As Forças Armadas norte-americanas afirmaram que os novos bombardeios dos EUA atingiram vários petroleiros vazios que tentavam furar o bloqueio naval que navios norte-americanos fazendo na entrada do Estreito de Ormuz.
O Comando Central das Forças Armadas divulgaram imagens do ataque. Veja na publicação abaixo:
Em um comunicado, o Comando Central afirmou que o ataque foi feito por um caça F/A-18 Super Hornet, que estava a bordo do porta-aviões USS George H.W. Bush, um dos navios militares dos EUA atracado na região.
A aeronave "desativou os dois petroleiros após disparar munições de precisão contra suas chaminés, impedindo a entrada das embarcações não conformes no Irã", disse o comunicado.

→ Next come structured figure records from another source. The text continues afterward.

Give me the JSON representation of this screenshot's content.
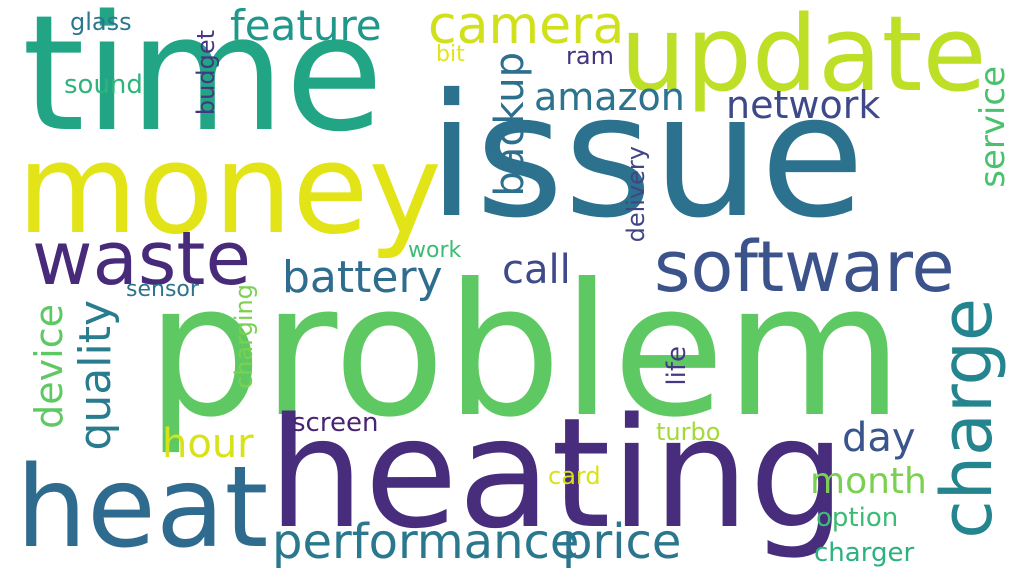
{
  "words": [
    {
      "text": "problem",
      "color": "#5ec962"
    },
    {
      "text": "issue",
      "color": "#2c728e"
    },
    {
      "text": "time",
      "color": "#21a585"
    },
    {
      "text": "heating",
      "color": "#472d7b"
    },
    {
      "text": "money",
      "color": "#e2e418"
    },
    {
      "text": "update",
      "color": "#bddf26"
    },
    {
      "text": "heat",
      "color": "#2f6b8e"
    },
    {
      "text": "software",
      "color": "#3b528b"
    },
    {
      "text": "waste",
      "color": "#472a7a"
    },
    {
      "text": "charge",
      "color": "#25858e"
    },
    {
      "text": "camera",
      "color": "#d0e11c"
    },
    {
      "text": "performance",
      "color": "#2a788e"
    },
    {
      "text": "price",
      "color": "#2b758e"
    },
    {
      "text": "battery",
      "color": "#2e6d8e"
    },
    {
      "text": "feature",
      "color": "#1f978b"
    },
    {
      "text": "amazon",
      "color": "#2c738e"
    },
    {
      "text": "network",
      "color": "#3e4989"
    },
    {
      "text": "quality",
      "color": "#287c8e"
    },
    {
      "text": "device",
      "color": "#5ec962"
    },
    {
      "text": "backup",
      "color": "#2d708e"
    },
    {
      "text": "service",
      "color": "#4ac16d"
    },
    {
      "text": "month",
      "color": "#7ad151"
    },
    {
      "text": "day",
      "color": "#3a548c"
    },
    {
      "text": "call",
      "color": "#3e4a89"
    },
    {
      "text": "hour",
      "color": "#d8e219"
    },
    {
      "text": "charging",
      "color": "#7ad151"
    },
    {
      "text": "delivery",
      "color": "#414487"
    },
    {
      "text": "screen",
      "color": "#482475"
    },
    {
      "text": "life",
      "color": "#443983"
    },
    {
      "text": "budget",
      "color": "#453781"
    },
    {
      "text": "charger",
      "color": "#2db27d"
    },
    {
      "text": "option",
      "color": "#3bbb75"
    },
    {
      "text": "sound",
      "color": "#2fb47c"
    },
    {
      "text": "glass",
      "color": "#2a788e"
    },
    {
      "text": "sensor",
      "color": "#2c738e"
    },
    {
      "text": "card",
      "color": "#d8e219"
    },
    {
      "text": "turbo",
      "color": "#a2da37"
    },
    {
      "text": "work",
      "color": "#3bbb75"
    },
    {
      "text": "ram",
      "color": "#46337f"
    },
    {
      "text": "bit",
      "color": "#e5e419"
    }
  ]
}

O Irã ainda não havia se manifestado sobre o ataque até a última atualização desta reportagem, mas a imprensa estatal iraniana disse ter registado explosões nesta sexta perto do estreito.
Momento em que EUA disparam contra navio no Estreito de Ormuz, em 8 de maio de 2026. — Foto: Reprodução/ g1
➡️ Na quinta, o Irã disse que os Estados Unidos atacaram um petroleiro iraniano e outro navio de Teerã que se aproximava do Estreito de Ormuz, além de bombardear áreas costeiras civis do território iraniano. O presidente dos EUA, Donald Trump, minimizou a ofensiva, que chamou de "tapinha" (leia mais abaixo).
Trump afirmou que os ataques foram uma forma de pressão. Nesta sexta, o chanceler iraniano, Abbas Aragchi, disse que seu país "não se curvará à pressão" e reclamou de ofensivas dos EUA durante negociações. Ele acusou Washington de estar fazendo uma "aventura militar irresponsável".
"Toda vez que uma solução diplomática está sobre a mesa, os EUA optam por uma aventura militar irresponsável", declarou Aragchi, que disse ainda que seu país aumentou o estoque de mísseis e de capacidade de lançamento ao longo da guerra com os EUA.
"Nosso estoque de mísseis e capacidade de lançamento estão em 120%, na comparação com 28 de fevereiro (quando o conflito iniciou".
'Tapinha'
O presidente dos Estados Unidos, Donald Trump, afirmou nesta quinta-feira (7), em entrevista à rede americana ABC News, que os ataques retaliatórios ao Irã não violam o cessar-fogo e minimizou a ação ao chamá-la de "tapinha".
"Foi só um tapinha", disse Trump à jornalista Rachel Scott. "O cessar-fogo continua em vigor."
Mais cedo, o Irã acusou os Estados Unidos de violarem o acordo após um ataque contra dois navios no Estreito de Ormuz. Segundo Teerã, a ação também atingiu áreas civis.
De acordo com o governo iraniano, forças americanas atacaram um petroleiro que seguia em direção ao estreito, além de outra embarcação que entrava na rota marítima.
“Ao mesmo tempo, com a cooperação de alguns países da região, eles realizaram ataques aéreos contra áreas civis ao longo das costas de Bandar Khamir, Sirik e da ilha de Qeshm”, afirmou.
Após o ataque, Trump escreveu em uma rede social que três destróieres americanos atravessaram o Estreito de Ormuz sob fogo, mas não sofreram danos. Segundo ele, os ataques foram interceptados, enquanto forças iranianas sofreram perdas.
"Eles foram completamente destruídos, junto com diversas pequenas embarcações, que estão sendo usadas para substituir a Marinha totalmente desmantelada do país. Esses barcos foram ao fundo do mar, de forma rápida e eficiente", afirmou.
Trump também disse que o Irã é liderado por "loucos" e que o país usaria uma arma nuclear se tivesse a oportunidade.
"E, assim como os neutralizamos novamente hoje, faremos isso de forma muito mais dura e violenta no futuro, se não assinarem um acordo rapidamente", escreveu.